I'm a fan of Seinfeld (the TV show).....mostly because it's a show about 'nothing', and it succeeded with the public because it made a fantastic case about nothing really happening or changing. I came to this interesting topic again this morning.....after reading through the business news and coming to a piece on Switzerland.
Back in the summer, there was this brief period when Finland got into the news over what they described as an experiment.....to basically pay every Finn citizen a basic income. It wouldn't matter if they worked or not....they'd would be guaranteed a basic income. The amount? Well.....it's still being discussed. In fact, lots of things about the Finn idea are still being discussed, and it won't be till late spring when they bring it to a public forum, and the government says that the implementation phase won't happen until the summer of 2017 at the earliest point.
The general idea, which goes back almost a hundred years, revolves around the concept that you'd be guaranteed X income no matter who you were or what circumstance you were in.
Naturally, folks kinda hint that most people who have a real job....won't be affected, and there's the claim always at the start of discussions that this won't cost anything to businesses or people (no new taxes). It's just be a way that you'd talk about people and welfare operations....in a different way (basic income instead of welfare payments).

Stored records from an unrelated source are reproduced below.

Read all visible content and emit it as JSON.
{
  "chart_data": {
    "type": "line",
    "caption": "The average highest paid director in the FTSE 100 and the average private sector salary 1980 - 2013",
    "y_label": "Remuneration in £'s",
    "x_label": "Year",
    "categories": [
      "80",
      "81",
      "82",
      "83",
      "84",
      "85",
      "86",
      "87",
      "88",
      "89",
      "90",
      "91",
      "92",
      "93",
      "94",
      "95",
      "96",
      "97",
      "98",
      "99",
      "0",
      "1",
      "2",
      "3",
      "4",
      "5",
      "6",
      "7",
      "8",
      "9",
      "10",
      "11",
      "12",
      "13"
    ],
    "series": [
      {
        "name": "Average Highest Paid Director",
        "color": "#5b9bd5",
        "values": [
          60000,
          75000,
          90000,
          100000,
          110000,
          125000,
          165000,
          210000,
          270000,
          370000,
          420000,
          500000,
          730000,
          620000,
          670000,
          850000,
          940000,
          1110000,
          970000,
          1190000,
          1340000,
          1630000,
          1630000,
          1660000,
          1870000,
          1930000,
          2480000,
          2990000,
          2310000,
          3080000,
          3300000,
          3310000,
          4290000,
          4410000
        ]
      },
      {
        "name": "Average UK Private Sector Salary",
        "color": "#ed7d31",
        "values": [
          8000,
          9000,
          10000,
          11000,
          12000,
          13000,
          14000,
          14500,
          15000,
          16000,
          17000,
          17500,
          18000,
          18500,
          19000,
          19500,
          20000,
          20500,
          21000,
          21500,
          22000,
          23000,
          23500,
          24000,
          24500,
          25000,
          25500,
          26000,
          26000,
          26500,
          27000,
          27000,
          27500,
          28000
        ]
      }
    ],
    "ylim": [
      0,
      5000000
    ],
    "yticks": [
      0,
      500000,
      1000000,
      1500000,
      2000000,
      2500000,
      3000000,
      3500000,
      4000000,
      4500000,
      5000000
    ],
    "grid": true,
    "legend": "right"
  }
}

At the heart of this matter, you'd have to have a couple of economic experts who define the bare minimum required to live (rent, food, etc). Someone would have to make a decision where the minimum starts and ends.....and it gets to being very tricky how you balance this in a dynamic country....in rural and metropolitan areas.....and if transportation is figured into this or to what degree.

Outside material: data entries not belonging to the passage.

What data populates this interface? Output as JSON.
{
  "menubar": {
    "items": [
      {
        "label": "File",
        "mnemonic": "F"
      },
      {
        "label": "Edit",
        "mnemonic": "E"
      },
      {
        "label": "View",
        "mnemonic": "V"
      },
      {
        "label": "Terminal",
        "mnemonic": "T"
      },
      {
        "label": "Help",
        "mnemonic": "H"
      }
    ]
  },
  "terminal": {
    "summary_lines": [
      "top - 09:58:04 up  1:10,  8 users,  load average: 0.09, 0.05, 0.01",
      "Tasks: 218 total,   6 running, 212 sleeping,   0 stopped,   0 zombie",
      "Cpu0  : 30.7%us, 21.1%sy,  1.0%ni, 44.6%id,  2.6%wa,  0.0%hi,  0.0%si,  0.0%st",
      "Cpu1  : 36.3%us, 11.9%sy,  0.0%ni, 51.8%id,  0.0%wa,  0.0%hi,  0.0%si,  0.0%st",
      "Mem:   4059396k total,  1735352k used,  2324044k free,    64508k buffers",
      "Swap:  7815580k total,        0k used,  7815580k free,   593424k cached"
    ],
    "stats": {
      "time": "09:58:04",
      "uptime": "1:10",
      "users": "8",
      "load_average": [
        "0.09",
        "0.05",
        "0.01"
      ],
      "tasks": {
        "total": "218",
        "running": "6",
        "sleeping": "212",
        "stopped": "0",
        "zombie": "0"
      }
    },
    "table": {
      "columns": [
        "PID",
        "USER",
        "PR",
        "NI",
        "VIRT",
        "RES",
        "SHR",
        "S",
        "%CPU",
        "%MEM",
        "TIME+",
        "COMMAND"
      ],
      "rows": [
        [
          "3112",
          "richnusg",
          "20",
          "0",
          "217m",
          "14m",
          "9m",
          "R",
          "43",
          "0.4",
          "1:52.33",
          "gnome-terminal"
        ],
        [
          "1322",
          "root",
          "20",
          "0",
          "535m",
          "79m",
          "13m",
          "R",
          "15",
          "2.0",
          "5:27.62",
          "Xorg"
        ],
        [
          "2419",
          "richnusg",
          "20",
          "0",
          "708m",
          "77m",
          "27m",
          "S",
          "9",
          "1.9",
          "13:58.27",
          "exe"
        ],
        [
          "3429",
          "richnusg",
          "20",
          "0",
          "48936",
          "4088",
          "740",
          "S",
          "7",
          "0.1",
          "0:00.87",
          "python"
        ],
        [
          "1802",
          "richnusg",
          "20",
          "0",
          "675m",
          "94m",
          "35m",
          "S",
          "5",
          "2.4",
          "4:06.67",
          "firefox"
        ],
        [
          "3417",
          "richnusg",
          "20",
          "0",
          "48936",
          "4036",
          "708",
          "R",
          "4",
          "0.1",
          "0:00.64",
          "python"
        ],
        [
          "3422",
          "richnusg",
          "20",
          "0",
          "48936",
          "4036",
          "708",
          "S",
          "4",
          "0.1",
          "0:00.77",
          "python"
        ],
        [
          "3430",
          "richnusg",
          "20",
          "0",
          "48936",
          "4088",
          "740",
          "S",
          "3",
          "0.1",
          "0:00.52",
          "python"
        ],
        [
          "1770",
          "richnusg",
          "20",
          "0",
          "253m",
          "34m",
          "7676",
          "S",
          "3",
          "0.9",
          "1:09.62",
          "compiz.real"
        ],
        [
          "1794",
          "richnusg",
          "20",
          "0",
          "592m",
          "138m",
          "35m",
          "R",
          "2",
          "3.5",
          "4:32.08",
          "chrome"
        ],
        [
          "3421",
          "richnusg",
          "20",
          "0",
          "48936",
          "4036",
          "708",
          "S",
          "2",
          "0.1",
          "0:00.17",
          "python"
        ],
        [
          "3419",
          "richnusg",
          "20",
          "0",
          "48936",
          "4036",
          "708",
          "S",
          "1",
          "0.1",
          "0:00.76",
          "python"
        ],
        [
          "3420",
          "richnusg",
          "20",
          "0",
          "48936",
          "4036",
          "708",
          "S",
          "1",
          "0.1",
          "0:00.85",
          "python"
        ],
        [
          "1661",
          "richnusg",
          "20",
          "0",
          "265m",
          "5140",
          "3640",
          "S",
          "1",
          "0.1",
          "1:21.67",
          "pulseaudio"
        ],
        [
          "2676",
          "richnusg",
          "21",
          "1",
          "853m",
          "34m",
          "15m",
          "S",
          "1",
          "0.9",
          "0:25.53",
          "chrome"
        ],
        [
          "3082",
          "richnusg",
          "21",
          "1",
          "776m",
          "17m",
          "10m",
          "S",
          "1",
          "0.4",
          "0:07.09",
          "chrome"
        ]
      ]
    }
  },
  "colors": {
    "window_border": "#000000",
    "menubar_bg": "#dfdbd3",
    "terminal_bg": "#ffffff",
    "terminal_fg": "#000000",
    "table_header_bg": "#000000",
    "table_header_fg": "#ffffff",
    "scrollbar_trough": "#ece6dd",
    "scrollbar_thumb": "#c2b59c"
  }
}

The odds of the Finn experiment actually occurring. Most journalists feel optimistic and something will occur. Whether it lasts through the experimental period and becomes a permanent part of the public structure.....is a virtual unknown.
Why any of this discussion matters?
Well, Switzerland has decided to pick up the same discussion and has opted for a referendum for the summer of 2016.....letting the public say if a basic income-law can exist there.
This has generated a few German journalists to come out and suggest that if it passes in Switzerland.....this might come up in a debate for the German national election in 2017. It would be the kind of topic that I could envision the Greens, the Linke Party and SPD Party of Germany supporting.
A utopia device?
If you stood back and tried to envision this in Germany.....you'd likely have to set the threshold at roughly 1,500 Euro per family unit. Hartz IV.....the German welfare system....that everyone cringes over and hates to see in political dialog would come to an end and you'd just reinvent welfare into a totally different category of recognition.
There are two pieces to the idea beyond what the journalists or political figures talk about. First, it's basically eradicating the idea of welfare or identification of anyone on welfare. If you considered this a stigma in life.....well....basic income would be the new term to use instead of welfare. You can reshape this all you want and have a great public forum and national vote.....all you get is welfare version 2.0 (basic income).
The second part to this story is that chatter about not costing one penny more....no new taxes....no additional burden upon the government itself. Sadly (my perception)....no politician will dare write a code into the law which forbids "not one penny more". To make something like this work.....you end up with categories of people who need X amount of money to live in Berlin, but 10-percent less than X amount of money to live in a small town of the Hunsruck.
I'll sit back and watch the Swiss forum and vote, and view this German discussion over the same topic. Eventually, some brilliant genius will stand up in a German public forum and ask what's the real difference between welfare (Hartz IV) and basic-income, and the answer will be nothing....unless you tax people more to reach a higher level of welfare. At that point, the German public will sit there grinning and asking why they are reinventing a word or government program, and it'll be hard for the political figures to carry the discussion forward.